Can Firstkiller live up to the hype?
Let’s stick on that subject for a moment. Firstkiller has been on the rise outside the RLCS for some time now—and he’s finally of age to compete in the big leagues. Can the 1v1 standout help Rogue recapture glory after a 2019 of inconsistent play?
It’s a lot to put on the young player’s shoulders, but those are the expectations that come with a rookie jumping right onto an RLCS team without a jaunt through the Rival Series. He’s being compared to EU’s Scrub Killa, who himself was hyped up until he was old enough to compete in the RLCS. Scrub’s Vitality team struggled in his first season and then won the World Championship the next time around, finishing 2nd at Worlds in his third season. If Firstkiller can come anywhere close to that kind of success in the seasons ahead, especially under the tutelage of Season 1 champ Cameron “Kronovi” Bills, then it could further disrupt the recently volatile NA scene.
Can Metsa and Mognus revive TSM?
We Dem Girlz signed with Team SoloMid at the start of 2019 following an ELEAGUE Cup win at the end of 2018, but has struggled the entire time since.
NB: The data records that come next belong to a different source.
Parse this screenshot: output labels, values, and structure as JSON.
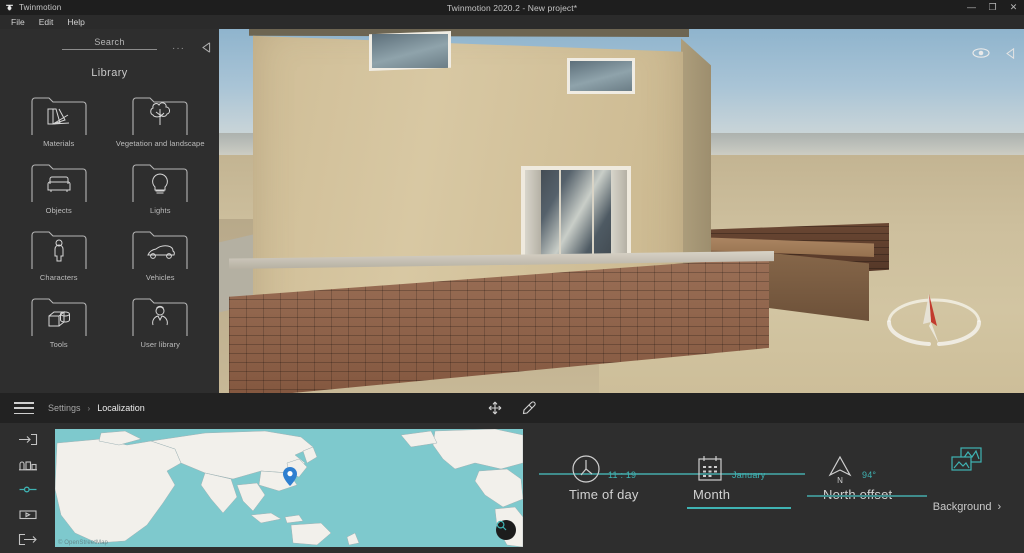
{
  "window": {
    "app_name": "Twinmotion",
    "title": "Twinmotion 2020.2 - New project*",
    "controls": {
      "minimize": "—",
      "maximize": "❐",
      "close": "✕"
    }
  },
  "menubar": {
    "items": [
      "File",
      "Edit",
      "Help"
    ]
  },
  "library": {
    "search_placeholder": "Search",
    "search_value": "Search",
    "more_label": "···",
    "title": "Library",
    "categories": [
      {
        "label": "Materials",
        "icon": "materials-folder-icon"
      },
      {
        "label": "Vegetation and landscape",
        "icon": "vegetation-folder-icon"
      },
      {
        "label": "Objects",
        "icon": "objects-folder-icon"
      },
      {
        "label": "Lights",
        "icon": "lights-folder-icon"
      },
      {
        "label": "Characters",
        "icon": "characters-folder-icon"
      },
      {
        "label": "Vehicles",
        "icon": "vehicles-folder-icon"
      },
      {
        "label": "Tools",
        "icon": "tools-folder-icon"
      },
      {
        "label": "User library",
        "icon": "user-library-folder-icon"
      }
    ]
  },
  "viewport": {
    "eye_icon": "visibility-eye-icon",
    "collapse_icon": "collapse-right-icon",
    "compass_icon": "compass-gizmo"
  },
  "bottombar": {
    "menu_icon": "hamburger-menu-icon",
    "breadcrumb": {
      "parent": "Settings",
      "separator": "›",
      "current": "Localization"
    },
    "tools": [
      {
        "name": "move-tool-icon"
      },
      {
        "name": "eyedropper-tool-icon"
      }
    ]
  },
  "rail": {
    "items": [
      {
        "name": "import-icon",
        "active": false
      },
      {
        "name": "urban-context-icon",
        "active": false
      },
      {
        "name": "settings-icon",
        "active": true
      },
      {
        "name": "media-icon",
        "active": false
      },
      {
        "name": "export-icon",
        "active": false
      }
    ]
  },
  "map": {
    "attribution": "© OpenStreetMap",
    "pin_label": "location-pin",
    "search_icon": "map-search-icon",
    "land_color": "#f2f0eb",
    "water_color": "#7ec9cd",
    "pin_color": "#2e7fd0"
  },
  "localization": {
    "accent_color": "#3fb3b3",
    "controls": [
      {
        "name": "Time of day",
        "value": "11 : 19",
        "icon": "clock-icon",
        "active": false
      },
      {
        "name": "Month",
        "value": "January",
        "icon": "calendar-icon",
        "active": true
      },
      {
        "name": "North offset",
        "value": "94°",
        "icon": "north-arrow-icon",
        "active": false
      }
    ],
    "background": {
      "label": "Background",
      "icon": "background-image-icon",
      "chevron": "›"
    }
  }
}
Jordan “EyeIgnite” Stellon got the boot after Season 7, perhaps undeservedly (and has returned to the RLCS for Season 9 with AS Monaco), and then new addition Alpha54 left for Vitality after TSM had to play in the promotion/relegation tournament to stick around.
But Season 9 brings a compelling new twist for TSM: the addition of Joonas “Mognus” Salo, former teammate of TSM’s Otto “Metsanauris” Kaipiainen. Back with Method and Complexity, the duo notched a pair of Top 3 Worlds finishes and took 2nd at the first NBC Universal Open… but then Complexity kicked Metsanauris after a 3rd-place finish in Season 5. It’s one of the all-time worst Rocket League roster moves, given Complexity’s swift decline thereafter. But now reunited on TSM, can that classic pair find their old form alongside captain Remco “Remkoe” den Boer (and new coach Nicolai “Snaski” Andersen) and recapture the past success that they all have enjoyed?